CHP Genel Başkanı son zamanlarda birkaç kez laf arasında aftan söz etti. İlkinde Terörle Mücadele Kanunu dışında kalanlar, gibi bir şeyler söyledi, son olarak da "Geniş kapsamlı afların gündemimizde olduğu doğrudur. Bazıları ehliyet, sicil, borç, eğitim, denklik afları, Bağkur tescil afları. Cumhuriyetin ikinci yüzyılına vatandaş ticarî ve meslekî olarak temiz bir başlangıç yapacak" dedi.
İyi de, vatandaş ticarî ve meslekî olarak temizlenirken siyasî olarak "kirletilmiş" kalmaya devam mı edecek? Sayın Kılıçdaroğlu, siyasî nedenlerle yargılanan ya da mahkûm edilenlerin neredeyse tamamının Terörle Mücadele Kanunu'nun her türlü muhalif söylem ve eleştiriyi, savaş karşıtlığını, insan hakları savunmasını terörle irtibatlı-iltisaklı sayan malum maddesinden yargılandığını bilmiyor mu? Biliyorsa, siyasî affı gündeme getirmeme nedeni, her zamanki gibi fincancı katırlarını ürkütme korkusu mu, 6'lı Masa'nın devlet tapınçlı ve Kürt fobili üyelerinden tırsması mı?
Cumhuriyet'in 100. yılını kutlarken, toplumun kucaklaşmasına da vesile olacak siyasî af ilanının, ayrıca OHAL kararnameleriyle mağdur edilen KHK'lılara haklarının ve onurlarının iadesinin tam zamanı. Muhalefet sahte af tavşanını Erdoğan'a ikram etmemeli.
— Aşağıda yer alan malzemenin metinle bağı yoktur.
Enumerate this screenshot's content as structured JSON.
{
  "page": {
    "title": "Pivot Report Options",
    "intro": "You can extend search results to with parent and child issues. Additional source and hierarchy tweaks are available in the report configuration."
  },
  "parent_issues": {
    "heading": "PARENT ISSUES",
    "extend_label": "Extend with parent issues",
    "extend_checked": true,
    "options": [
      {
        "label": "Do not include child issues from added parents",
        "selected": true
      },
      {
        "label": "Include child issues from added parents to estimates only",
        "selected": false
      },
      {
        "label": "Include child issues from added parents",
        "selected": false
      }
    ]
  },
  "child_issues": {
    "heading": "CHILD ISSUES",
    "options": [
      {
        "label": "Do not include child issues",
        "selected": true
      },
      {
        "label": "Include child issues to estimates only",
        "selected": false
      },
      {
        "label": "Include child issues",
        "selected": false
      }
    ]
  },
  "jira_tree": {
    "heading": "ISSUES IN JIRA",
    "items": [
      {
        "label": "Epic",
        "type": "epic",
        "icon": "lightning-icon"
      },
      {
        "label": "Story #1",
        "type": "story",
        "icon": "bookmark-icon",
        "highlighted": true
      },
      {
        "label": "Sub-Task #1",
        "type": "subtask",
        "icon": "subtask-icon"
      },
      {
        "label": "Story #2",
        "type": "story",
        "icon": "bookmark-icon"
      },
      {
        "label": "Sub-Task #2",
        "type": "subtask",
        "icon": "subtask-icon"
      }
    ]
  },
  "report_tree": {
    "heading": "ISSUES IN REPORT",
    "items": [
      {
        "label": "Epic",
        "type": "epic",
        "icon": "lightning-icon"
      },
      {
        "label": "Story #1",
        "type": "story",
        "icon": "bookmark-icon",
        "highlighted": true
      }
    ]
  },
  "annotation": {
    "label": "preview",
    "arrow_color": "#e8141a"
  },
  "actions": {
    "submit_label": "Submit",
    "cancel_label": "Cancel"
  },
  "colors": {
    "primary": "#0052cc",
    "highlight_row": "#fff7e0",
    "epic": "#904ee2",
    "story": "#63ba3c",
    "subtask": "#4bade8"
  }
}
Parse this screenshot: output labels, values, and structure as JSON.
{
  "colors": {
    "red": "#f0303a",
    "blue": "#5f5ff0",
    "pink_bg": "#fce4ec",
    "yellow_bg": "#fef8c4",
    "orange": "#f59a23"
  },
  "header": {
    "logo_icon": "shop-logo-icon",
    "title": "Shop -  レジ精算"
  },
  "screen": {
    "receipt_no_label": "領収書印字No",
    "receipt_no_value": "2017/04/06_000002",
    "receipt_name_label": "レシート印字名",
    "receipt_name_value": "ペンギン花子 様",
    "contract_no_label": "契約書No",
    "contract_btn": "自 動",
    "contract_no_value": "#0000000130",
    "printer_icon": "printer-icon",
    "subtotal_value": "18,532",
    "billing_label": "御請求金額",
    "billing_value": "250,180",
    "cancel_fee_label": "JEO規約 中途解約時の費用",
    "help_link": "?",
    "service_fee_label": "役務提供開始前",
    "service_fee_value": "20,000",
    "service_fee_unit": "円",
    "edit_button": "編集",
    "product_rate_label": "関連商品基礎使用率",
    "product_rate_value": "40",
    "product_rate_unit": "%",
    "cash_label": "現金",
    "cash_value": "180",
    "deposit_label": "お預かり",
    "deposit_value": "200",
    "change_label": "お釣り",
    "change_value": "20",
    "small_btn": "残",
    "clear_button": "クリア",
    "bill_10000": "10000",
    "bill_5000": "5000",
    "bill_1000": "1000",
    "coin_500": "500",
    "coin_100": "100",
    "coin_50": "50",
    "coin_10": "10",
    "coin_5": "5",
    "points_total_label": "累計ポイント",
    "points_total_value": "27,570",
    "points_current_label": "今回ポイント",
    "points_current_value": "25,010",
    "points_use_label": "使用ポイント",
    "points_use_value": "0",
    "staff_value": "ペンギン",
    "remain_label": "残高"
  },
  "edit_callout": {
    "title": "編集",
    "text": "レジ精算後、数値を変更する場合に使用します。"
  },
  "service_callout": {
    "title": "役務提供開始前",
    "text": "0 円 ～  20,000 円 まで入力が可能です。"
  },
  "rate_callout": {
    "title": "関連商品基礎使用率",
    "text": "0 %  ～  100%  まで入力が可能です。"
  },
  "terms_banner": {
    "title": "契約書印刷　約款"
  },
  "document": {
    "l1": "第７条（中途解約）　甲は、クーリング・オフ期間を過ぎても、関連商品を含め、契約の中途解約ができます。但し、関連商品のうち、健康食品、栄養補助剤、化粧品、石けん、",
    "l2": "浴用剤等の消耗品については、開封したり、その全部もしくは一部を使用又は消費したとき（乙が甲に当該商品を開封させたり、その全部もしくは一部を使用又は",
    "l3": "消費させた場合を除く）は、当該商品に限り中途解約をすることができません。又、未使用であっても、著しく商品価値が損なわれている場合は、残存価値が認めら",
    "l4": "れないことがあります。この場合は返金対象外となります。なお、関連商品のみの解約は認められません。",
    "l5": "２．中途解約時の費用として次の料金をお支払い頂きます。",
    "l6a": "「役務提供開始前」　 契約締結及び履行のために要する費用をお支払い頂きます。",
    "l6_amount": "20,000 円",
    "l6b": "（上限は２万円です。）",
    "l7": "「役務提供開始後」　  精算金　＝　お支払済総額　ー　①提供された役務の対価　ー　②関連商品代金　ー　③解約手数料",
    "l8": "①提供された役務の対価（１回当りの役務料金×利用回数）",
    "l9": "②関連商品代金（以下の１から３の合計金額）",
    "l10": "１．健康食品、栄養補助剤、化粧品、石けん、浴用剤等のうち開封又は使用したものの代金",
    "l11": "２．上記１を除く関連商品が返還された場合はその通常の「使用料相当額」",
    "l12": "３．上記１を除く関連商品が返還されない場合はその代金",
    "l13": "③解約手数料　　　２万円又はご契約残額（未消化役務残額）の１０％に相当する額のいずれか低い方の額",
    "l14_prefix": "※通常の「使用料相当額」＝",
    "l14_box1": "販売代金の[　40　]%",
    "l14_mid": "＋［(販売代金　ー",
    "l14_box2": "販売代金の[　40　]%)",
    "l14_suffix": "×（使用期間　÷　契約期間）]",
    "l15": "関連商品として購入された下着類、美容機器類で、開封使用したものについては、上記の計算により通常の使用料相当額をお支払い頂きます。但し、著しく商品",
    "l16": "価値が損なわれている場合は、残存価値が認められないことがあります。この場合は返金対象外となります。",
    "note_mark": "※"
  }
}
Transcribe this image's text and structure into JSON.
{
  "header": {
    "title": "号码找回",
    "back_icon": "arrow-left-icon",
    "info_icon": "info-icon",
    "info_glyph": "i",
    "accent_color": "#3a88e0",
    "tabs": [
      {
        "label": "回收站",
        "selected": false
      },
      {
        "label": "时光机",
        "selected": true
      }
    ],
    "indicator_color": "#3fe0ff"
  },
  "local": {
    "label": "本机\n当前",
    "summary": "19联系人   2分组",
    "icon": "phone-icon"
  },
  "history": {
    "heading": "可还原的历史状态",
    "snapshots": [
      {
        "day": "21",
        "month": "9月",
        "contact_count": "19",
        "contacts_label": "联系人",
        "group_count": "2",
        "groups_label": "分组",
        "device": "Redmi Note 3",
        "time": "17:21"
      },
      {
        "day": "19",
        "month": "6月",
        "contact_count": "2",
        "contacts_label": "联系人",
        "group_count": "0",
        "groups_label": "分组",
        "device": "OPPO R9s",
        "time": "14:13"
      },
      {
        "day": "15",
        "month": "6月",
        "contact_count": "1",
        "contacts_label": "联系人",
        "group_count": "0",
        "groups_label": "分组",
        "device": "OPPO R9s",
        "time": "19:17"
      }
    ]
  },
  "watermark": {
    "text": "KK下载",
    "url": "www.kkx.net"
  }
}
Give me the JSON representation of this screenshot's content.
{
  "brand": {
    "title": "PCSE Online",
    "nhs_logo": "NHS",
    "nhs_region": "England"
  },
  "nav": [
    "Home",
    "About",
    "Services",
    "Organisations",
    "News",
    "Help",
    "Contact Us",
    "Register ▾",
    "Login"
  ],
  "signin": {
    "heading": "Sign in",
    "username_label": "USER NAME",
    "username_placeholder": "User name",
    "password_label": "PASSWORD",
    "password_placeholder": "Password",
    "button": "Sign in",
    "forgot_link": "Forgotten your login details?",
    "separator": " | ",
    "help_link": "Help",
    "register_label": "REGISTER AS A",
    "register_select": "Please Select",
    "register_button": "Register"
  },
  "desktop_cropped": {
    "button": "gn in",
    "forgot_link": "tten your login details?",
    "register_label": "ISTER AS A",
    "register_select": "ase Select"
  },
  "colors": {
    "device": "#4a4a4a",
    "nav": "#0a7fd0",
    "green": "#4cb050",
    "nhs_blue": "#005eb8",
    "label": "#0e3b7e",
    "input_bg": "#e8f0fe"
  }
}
Özellikle siyasîleri içerecek, toplumun vicdanında karşılık bulacak gerçek bir genel affın öncülüğünü yapmalı.
Gerçekte af değil mağdurlara devletin/iktidarın özür borcunu ödemek anlamını taşıyan böyle bir vaad Erdoğan'ın tavşanlarından çok daha güçlü ve değerli bir aslandır, helalleşmenin de ilk adımıdır.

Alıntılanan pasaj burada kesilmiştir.